For all my romantic and literary inclinations, I was almost completely uninitiated in the romance genre until a few years ago.  One day, in my second home also known as the local library, I wandered down the romance aisle.  I picked up a couple of books and began to read.  One of these books was Blue-Eyed Devil by Lisa Kleypas.  I loved the book and read it in a single sitting.  Then I read the rest of the contemporary series and worked my way through her historicals within a few weeks.

I began to read more romance.  The stories were fun and emotional.  I was captivated by the total focus on the love story, the conflict and the journey, and especially the challenge of creating the perfect yet realistic hero, flawed but alluring, damaged in a way that fit uniquely with the personal tragedies and difficulties of the heroine.  The pasts and complexities of the characters become the binding forces that hinge them together.  And, I’ll be the first to admit, I loved the inclusion of the more intimate romantic moments.  After all, to truly explore a love story to its fullest, the explicit scenes add a dimension that give depth to the characters and bring an honesty to the relationship on a deeper, more revealing level.  I was hooked, and had found a genre that fit not only my mind-roves and my personality (not to mention my star sign; I’m a daydreaming Pisces), but my writing style.

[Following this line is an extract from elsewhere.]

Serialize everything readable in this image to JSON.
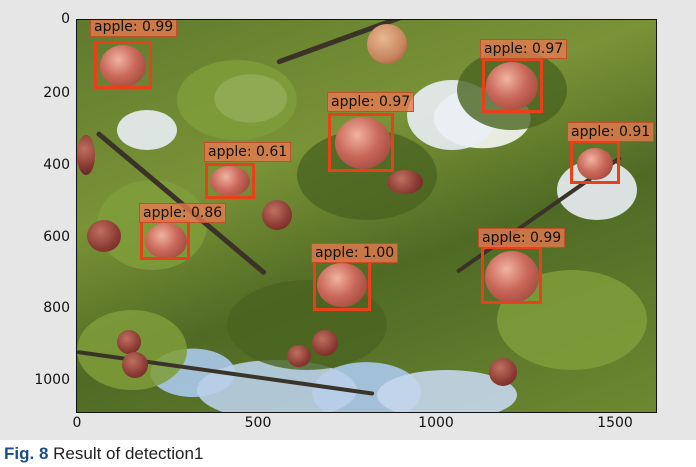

I continue to read and adore books of every genre under the sun.  But there’s something especially engaging about romance that keeps me coming back for more: that total commitment to the love story, which is after all the heart and soul of the human experience.  That’s why romance matters to me: reading (and writing) a romance novel replicates on some level that unique, sublime intensity of falling in love.  And what better feeling is there than that?

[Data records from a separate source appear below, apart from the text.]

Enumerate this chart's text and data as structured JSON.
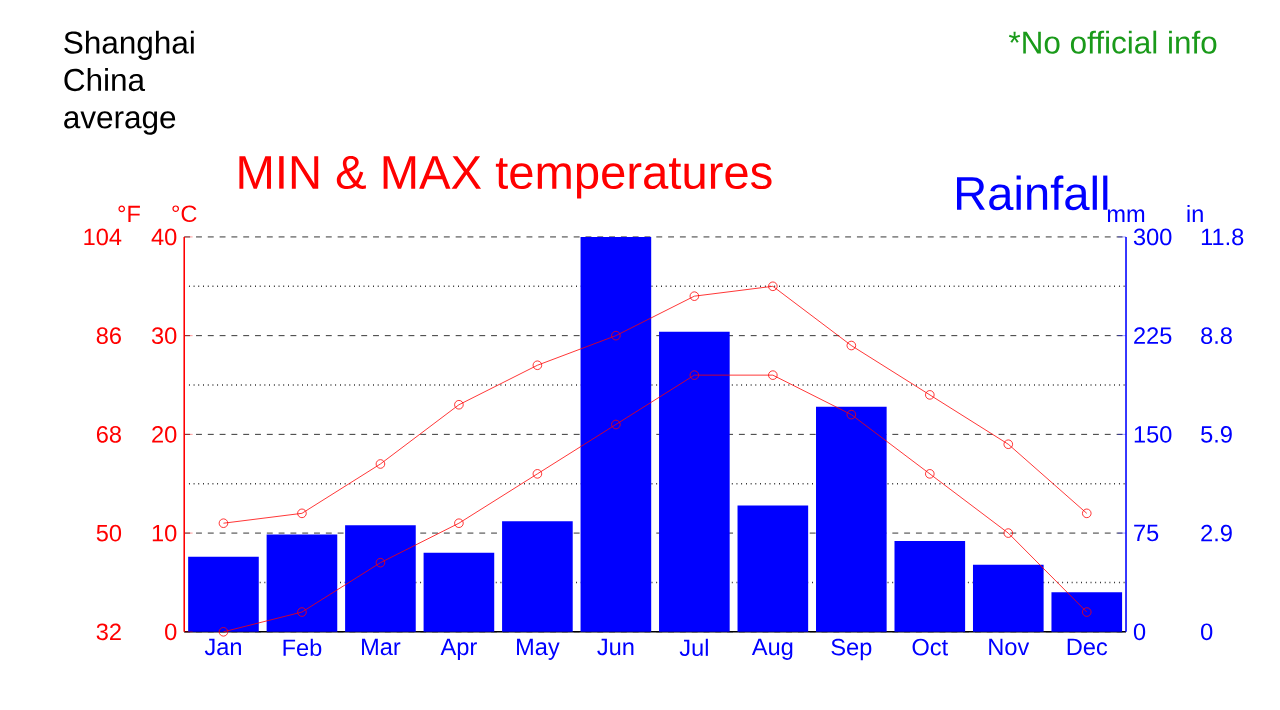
{
  "chart_data": {
    "type": "bar",
    "title": "MIN & MAX temperatures",
    "categories": [
      "Jan",
      "Feb",
      "Mar",
      "Apr",
      "May",
      "Jun",
      "Jul",
      "Aug",
      "Sep",
      "Oct",
      "Nov",
      "Dec"
    ],
    "series": [
      {
        "name": "Rainfall",
        "axis": "y2",
        "color": "#0000ff",
        "values": [
          57,
          74,
          81,
          60,
          84,
          300,
          228,
          96,
          171,
          69,
          51,
          30
        ]
      },
      {
        "type": "line",
        "color": "#ff0000",
        "values": [
          11,
          12,
          17,
          23,
          27,
          30,
          34,
          35,
          29,
          24,
          19,
          12
        ]
      },
      {
        "type": "line",
        "color": "#ff0000",
        "values": [
          0,
          2,
          7,
          11,
          16,
          21,
          26,
          26,
          22,
          16,
          10,
          2
        ]
      }
    ],
    "ylabel": "°C",
    "ylim": [
      0,
      40
    ],
    "yticks": [
      0,
      10,
      20,
      30,
      40
    ],
    "y2label": "mm",
    "y2lim": [
      0,
      300
    ],
    "y2ticks": [
      0,
      75,
      150,
      225,
      300
    ],
    "y3label": "°F",
    "y3lim": [
      32,
      104
    ],
    "y3ticks": [
      32,
      50,
      68,
      86,
      104
    ],
    "grid": "y",
    "marker": "circle",
    "annotations": [
      "Shanghai China average",
      "*No official info",
      "in",
      "0",
      "2.9",
      "5.9",
      "8.8",
      "11.8"
    ]
  }
}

What romance author would you recommend to readers?  The one that got me into romance in the first place: Lisa Kleypas.  I also loved Diana Gabaldon’s Outlander series and Paullina Simons’s The Bronze Horseman.

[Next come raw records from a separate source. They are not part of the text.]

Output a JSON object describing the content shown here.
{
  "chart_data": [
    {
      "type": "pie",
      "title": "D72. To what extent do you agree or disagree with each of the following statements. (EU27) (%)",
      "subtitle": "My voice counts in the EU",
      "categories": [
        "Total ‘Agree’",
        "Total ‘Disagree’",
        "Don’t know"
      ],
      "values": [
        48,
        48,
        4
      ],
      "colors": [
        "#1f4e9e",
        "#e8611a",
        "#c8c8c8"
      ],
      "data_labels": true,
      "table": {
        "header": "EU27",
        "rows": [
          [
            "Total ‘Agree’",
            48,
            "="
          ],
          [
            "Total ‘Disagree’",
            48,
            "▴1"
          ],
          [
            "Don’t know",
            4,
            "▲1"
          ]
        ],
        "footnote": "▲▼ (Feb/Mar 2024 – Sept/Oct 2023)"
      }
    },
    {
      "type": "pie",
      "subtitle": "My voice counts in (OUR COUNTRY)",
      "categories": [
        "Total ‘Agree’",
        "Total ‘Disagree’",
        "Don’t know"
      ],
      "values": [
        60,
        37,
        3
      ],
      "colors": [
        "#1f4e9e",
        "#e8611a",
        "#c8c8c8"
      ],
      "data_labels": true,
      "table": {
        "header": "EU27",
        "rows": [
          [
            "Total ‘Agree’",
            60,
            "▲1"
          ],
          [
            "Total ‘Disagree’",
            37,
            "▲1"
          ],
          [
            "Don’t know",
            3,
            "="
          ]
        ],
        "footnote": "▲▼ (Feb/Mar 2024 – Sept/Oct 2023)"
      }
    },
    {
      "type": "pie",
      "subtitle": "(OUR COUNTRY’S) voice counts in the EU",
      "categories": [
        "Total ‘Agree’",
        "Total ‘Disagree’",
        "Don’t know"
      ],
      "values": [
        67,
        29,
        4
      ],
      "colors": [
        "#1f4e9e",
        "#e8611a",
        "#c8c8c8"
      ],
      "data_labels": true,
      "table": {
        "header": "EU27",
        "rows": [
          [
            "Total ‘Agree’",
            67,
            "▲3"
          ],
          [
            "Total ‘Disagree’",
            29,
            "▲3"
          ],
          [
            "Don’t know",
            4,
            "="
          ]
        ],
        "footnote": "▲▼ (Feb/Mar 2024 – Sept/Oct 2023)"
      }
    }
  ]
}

What’s the craziest or ugliest object in your house, and why do you keep it?  I guess one of the craziest collection of objects is my husband’s painted animal skulls.  My husband is an actual Highlander of sorts.  He grew up on a ranch in the mountains of New Zealand, and, while he doesn’t (usually) wear a kilt (unless I make a specific request, that is), he did spend most of his childhood running around the green hills living a somewhat-wild, pioneering life.  So he has a collection of animal skulls that he now keeps in his studio; he’s an artist and he paints the skulls with colorful designs.  At first I was a skeptic but once they’re painted, they do add a certain something to a room.

If there was a movie about your life, what would it be called?  (And just for fun, who would play you?)  This answer changes on a daily basis, but today, it might be called Sublime, be filmed in a sultry mid-August seaside setting, star Emma Watson and be styled by Ralph Lauren.

What is the best non-monetary gift you’ve ever received?  Anything from my children – I’ve kept everything they’ve ever given me.

If you had to pick one romantic scene or couple to recommend to a first-time reader of YOUR books, which would it be?  One of my favorite scenes is in Chapter 1 of Highlander Claimed, where the hero and heroine meet.  They fall in love at first sight, right after they fight and almost kill each other.


Thank you, for inviting me to take part in this fun event!  And thanks so much to Julia London for recommending me!

This post can also be found on my facebook page at  Come visit!

4 Responses so far.

  1. Great post!  I love where you said, "the love story is the heart and soul of the human experience."  Beautiful words and so true!  Thank you for sharing.

  2. Renee P says:

    I love the story of how you met your husband and wish I could say the same…I met mine in a bar!!!